COURSE SEARCH

Electronic Engineering today in the UK

The UK has always been an attractive destination for the brightest overseas students wishing to study electronics, either through a taught course, or by research.

However, choosing the right University for either undergraduate or postgraduate study is a daunting prospect, made particularly difficult for students from overseas, who do not always get the chance to visit the University of their choice prior to the start of the course.

Fortunately. there are several ways to find out more about foreign Universities in order to make an informed decision.

The first is from the University’s own undergraduate and postgraduate prospectus, which gives listings of the courses on offer, admission requirements, accommodation facilities and the location and type of University.

Exhibitions or international offices have staff trained to represent their University, in order to provide one-to-one information on any problems or enquiries which international students may have.

In addition, league tables are used to represent data audited on teaching by the Higher Education Funding Council for England, with equivalents for Scotland, Wales and Northern Ireland.

Institutions are marked on important aspects of their teaching and curriculum, including content and organisation of courses, student progress and achievement, and support and resources.

Awards for teaching standards can be won in open competitions, such as the Queen’s Anniversary Prize, given every second year for specific activities in the Higher Education sector, with about 20 prizes awarded. Other awards sponsored by the EU, the Department of Trade and Industry and international journals and magazines indicate the quality of a Department.

A successful course will no doubt have attained high standing in such award and audit schemes, indicating a quality department which will offer much to the international student.

In addition, a successful University will offer the results of its research involving the student during their time at the institution, whilst working closely with the leading industrial players in their specialist area, such as Satellite Engineering, Communications Systems Engineering, or Vision Speech and Signal Processing.

Members of staff will be supported in their department by research associates and students, pulling together under strong leadership, both in classes and individual tutorials.

During 1993-5, the UK’s Office of Science and Technology sponsored a major Technology Foresight exercise, the outcomes of which were over 300 recommendations of research areas, where concerted effort now would help position the UK to strong international economic advantage in the years 2010-15.

Several universities, therefore, play a leading role in Technology Foresight Initiatives - mobile communications, digital broadcasting and multimedia, and in silicon microelectronics. These initiatives involve new forms of research consortia, industry led, but with the participation of the key UK university research groups (typically 4-6 universities in each sector).

Industrial recognition is another indication of quality. The large teams in which students carry out their research ensure that specialist advice is on hand at all times, and the stimulation of new ideas is part of the air that is breathed.

The scope for radical thinking and new solutions is protected, but without the need for an ivory tower. The engineering disciplines of completing projects successfully, on time and within budget, is an important feature of the research with industrial partners. Students will get exposed to this from the first day, and encouraged in continuing such policies.

An example of typical student projects is that of Surrey University’s unique Centre for Satellite Engineering Research.

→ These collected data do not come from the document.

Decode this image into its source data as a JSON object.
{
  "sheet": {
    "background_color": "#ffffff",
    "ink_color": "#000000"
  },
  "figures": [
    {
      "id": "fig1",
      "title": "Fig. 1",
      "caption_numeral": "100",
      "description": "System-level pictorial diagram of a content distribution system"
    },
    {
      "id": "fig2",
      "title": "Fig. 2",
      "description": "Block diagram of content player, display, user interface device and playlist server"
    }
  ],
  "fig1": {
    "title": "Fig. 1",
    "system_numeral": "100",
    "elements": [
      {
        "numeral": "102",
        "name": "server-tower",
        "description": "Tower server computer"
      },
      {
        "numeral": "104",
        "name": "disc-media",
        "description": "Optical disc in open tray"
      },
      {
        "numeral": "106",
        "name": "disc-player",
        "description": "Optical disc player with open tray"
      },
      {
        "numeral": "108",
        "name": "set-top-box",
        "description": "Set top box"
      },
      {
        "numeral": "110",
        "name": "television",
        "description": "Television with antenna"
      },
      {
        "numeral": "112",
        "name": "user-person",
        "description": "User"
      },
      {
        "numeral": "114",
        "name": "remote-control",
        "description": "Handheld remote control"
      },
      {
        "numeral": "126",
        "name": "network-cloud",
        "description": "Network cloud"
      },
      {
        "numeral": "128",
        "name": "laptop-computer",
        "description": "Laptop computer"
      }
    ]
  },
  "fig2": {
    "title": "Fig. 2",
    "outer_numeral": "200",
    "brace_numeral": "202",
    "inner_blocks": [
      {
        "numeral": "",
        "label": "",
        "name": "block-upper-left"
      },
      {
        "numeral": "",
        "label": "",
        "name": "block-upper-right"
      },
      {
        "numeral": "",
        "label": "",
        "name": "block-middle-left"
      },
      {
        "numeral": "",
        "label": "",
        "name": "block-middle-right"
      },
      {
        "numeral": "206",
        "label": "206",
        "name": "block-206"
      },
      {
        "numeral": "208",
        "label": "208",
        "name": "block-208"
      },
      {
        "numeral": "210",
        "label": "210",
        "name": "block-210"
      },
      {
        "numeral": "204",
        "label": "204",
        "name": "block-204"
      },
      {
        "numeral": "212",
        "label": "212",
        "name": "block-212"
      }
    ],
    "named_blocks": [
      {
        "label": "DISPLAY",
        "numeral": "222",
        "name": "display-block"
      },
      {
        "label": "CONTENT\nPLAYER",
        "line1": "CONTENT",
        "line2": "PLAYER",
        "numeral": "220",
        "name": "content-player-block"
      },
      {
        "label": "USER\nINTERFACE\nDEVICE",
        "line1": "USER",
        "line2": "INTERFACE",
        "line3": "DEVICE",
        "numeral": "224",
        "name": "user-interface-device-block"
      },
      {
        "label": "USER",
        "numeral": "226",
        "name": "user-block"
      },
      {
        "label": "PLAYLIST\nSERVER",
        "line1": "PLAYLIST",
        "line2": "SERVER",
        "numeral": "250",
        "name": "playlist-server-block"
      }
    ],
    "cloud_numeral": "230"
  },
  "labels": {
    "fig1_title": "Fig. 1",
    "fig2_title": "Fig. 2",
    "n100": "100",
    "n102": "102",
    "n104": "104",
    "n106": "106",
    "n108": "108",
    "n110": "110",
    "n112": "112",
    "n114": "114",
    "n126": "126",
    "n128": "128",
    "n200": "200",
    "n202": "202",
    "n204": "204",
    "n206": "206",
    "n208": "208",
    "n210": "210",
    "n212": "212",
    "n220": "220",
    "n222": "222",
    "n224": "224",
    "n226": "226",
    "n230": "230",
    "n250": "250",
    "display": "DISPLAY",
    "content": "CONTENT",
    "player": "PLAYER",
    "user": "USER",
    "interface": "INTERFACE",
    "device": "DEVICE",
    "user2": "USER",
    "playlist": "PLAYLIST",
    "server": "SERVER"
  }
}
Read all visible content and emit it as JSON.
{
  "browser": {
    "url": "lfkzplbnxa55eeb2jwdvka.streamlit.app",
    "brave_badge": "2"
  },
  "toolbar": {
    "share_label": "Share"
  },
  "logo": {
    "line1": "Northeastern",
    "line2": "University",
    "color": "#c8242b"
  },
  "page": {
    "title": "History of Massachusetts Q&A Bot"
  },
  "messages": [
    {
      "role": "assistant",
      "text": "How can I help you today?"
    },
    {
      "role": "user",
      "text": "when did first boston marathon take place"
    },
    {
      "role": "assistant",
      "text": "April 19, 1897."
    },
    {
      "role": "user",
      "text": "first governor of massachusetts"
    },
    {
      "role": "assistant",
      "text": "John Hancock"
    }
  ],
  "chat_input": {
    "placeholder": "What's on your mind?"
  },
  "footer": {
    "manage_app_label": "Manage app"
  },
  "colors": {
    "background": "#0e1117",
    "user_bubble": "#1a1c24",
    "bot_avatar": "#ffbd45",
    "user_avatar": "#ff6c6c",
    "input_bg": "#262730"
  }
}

This, combined with Surrey Space Technology, has launched 12 micro satellites, and is currently controlling and monitoring data from 8 of these satellites in orbit around the earth. Discipline and skill is required, as delays in construction resulting in a missed launch are not an option!

At a time when the international mobility of students is at an all-time high, and internationally recognised centres of excellence are winning more than their share of the research cake, Departments of Electronics and Electronic Engineering in the United Kingdom are happy to have their work and achievements sought after against all comers as the cream of the crop.